Loss of phosphoric acid is the most effective fragmentation reaction of pSer- and pThr-containing phosphopeptides of small size (up to 10-15 residues) in low-energy collision-induced dissociation. Therefore, tandem mass spectrometry with neutral loss scanning was evaluated for its utility to analyze protein phosphorylation using protein kinase A (PKA) catalytic subunit, which is phosphorylated at Thr197 and Ser338, as an example. Analysis of tryptic digests of phosphoproteins by tandem mass spectrometry with scanning for neutral loss of phosphoric acid resulted in spectra with poor signal-to-noise ratio, mainly because of the large size of the phosphopeptides formed (>2 kDa). This unfavorable size was caused by the distribution of tryptic cleavage sites in PKA and by interference of phosphorylation with tryptic cleavage.

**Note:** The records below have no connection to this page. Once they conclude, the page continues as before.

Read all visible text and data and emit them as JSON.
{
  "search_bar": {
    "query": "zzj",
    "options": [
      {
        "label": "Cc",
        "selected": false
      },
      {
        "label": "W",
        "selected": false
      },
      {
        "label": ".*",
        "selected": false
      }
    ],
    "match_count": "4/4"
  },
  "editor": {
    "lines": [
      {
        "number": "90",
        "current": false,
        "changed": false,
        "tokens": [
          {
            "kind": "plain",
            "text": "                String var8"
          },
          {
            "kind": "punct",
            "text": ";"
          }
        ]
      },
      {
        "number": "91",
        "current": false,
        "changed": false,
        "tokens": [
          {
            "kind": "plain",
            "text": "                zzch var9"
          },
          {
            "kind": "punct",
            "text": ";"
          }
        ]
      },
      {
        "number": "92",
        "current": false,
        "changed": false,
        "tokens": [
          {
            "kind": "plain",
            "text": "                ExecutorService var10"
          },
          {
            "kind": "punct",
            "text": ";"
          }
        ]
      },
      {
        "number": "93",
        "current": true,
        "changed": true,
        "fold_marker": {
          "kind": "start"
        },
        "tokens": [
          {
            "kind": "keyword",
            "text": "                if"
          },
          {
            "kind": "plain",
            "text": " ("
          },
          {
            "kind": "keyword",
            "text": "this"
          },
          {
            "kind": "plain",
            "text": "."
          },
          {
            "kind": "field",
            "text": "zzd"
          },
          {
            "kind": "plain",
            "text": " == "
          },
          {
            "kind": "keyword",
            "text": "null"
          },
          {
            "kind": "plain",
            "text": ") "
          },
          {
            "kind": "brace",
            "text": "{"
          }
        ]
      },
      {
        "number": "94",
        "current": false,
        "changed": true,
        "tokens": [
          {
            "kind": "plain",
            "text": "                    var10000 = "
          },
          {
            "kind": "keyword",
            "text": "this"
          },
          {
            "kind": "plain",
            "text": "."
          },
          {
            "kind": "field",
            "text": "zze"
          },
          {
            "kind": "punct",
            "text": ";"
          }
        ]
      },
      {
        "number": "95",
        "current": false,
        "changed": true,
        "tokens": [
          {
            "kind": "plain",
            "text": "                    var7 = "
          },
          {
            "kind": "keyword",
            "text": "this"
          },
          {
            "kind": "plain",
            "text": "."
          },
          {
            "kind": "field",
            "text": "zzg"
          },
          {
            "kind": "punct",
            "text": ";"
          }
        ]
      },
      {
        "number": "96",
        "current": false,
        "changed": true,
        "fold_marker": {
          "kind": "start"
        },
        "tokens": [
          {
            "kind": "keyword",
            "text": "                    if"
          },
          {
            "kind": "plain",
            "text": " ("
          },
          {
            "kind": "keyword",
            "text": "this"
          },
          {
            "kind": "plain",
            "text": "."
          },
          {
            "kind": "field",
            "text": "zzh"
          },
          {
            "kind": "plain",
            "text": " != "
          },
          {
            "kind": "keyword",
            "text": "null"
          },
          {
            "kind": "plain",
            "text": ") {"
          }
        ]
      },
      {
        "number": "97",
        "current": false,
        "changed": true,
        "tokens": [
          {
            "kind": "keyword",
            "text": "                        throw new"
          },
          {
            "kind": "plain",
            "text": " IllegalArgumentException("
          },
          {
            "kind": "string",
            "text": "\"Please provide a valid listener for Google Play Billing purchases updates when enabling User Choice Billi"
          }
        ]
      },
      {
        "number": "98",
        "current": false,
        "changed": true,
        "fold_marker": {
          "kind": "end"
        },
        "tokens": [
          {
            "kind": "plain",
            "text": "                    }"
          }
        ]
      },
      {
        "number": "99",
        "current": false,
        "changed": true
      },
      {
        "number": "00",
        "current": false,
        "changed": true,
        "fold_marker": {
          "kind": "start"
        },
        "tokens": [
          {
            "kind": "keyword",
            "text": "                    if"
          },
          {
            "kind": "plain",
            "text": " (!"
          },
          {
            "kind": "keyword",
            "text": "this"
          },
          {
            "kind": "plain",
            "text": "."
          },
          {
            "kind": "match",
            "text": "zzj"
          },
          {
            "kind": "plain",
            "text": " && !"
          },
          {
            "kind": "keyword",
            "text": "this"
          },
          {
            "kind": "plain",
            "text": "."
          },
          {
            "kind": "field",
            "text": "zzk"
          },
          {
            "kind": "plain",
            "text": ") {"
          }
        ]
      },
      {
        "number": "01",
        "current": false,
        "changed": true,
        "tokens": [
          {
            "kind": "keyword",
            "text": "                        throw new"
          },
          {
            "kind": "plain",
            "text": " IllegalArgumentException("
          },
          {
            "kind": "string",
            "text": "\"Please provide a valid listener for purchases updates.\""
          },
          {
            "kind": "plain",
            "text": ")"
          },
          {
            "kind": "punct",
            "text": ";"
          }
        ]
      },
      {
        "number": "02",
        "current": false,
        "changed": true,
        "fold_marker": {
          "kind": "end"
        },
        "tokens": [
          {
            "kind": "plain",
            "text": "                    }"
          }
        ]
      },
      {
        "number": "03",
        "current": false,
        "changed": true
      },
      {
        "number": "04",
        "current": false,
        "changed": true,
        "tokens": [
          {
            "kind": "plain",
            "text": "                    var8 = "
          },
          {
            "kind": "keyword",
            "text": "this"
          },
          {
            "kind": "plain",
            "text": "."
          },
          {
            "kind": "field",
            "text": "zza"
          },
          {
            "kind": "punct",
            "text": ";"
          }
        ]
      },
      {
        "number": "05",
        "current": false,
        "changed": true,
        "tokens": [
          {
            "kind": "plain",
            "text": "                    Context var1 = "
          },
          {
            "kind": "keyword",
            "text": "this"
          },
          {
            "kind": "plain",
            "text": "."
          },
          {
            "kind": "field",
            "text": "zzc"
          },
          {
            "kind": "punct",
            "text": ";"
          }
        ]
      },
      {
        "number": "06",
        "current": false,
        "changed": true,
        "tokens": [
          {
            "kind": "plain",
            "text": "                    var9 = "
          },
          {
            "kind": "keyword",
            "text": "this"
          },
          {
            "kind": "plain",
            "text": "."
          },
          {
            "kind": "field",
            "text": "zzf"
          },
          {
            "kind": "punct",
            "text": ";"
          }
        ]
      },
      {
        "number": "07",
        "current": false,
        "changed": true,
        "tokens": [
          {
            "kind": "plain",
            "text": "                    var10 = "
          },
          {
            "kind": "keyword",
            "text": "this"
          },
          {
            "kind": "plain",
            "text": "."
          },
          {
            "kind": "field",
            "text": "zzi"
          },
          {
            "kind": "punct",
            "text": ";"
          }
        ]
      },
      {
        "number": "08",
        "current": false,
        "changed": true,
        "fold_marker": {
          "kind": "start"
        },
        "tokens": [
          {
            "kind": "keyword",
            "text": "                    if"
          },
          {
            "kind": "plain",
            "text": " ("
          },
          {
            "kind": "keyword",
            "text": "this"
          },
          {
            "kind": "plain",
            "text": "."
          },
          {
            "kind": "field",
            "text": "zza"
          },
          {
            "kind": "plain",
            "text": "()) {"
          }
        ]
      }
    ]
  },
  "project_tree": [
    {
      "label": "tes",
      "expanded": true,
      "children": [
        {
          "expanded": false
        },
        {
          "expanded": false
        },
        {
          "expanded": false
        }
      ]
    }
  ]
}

To generate a set of smaller peptide fragments, digestion was performed using the low-specificity protease elastase. Analysis of the total elastase digest with neutral loss scanning resulted in observation of a set of partially overlapping phosphopeptides with high abundance, providing a complete coverage of PKA phosphorylation sites. The peptide size generated by elastase (0.5-1.5 kDa) is ideally suited for this scan mode, which was found to provide the highest specificity for detection of singly charged phosphopeptides (neutral loss of 98). Identification of the PKA phosphorylation sites was performed by mass spectrometric sequencing of the elastase-derived phosphopeptides, which provided highly informative product ion spectra.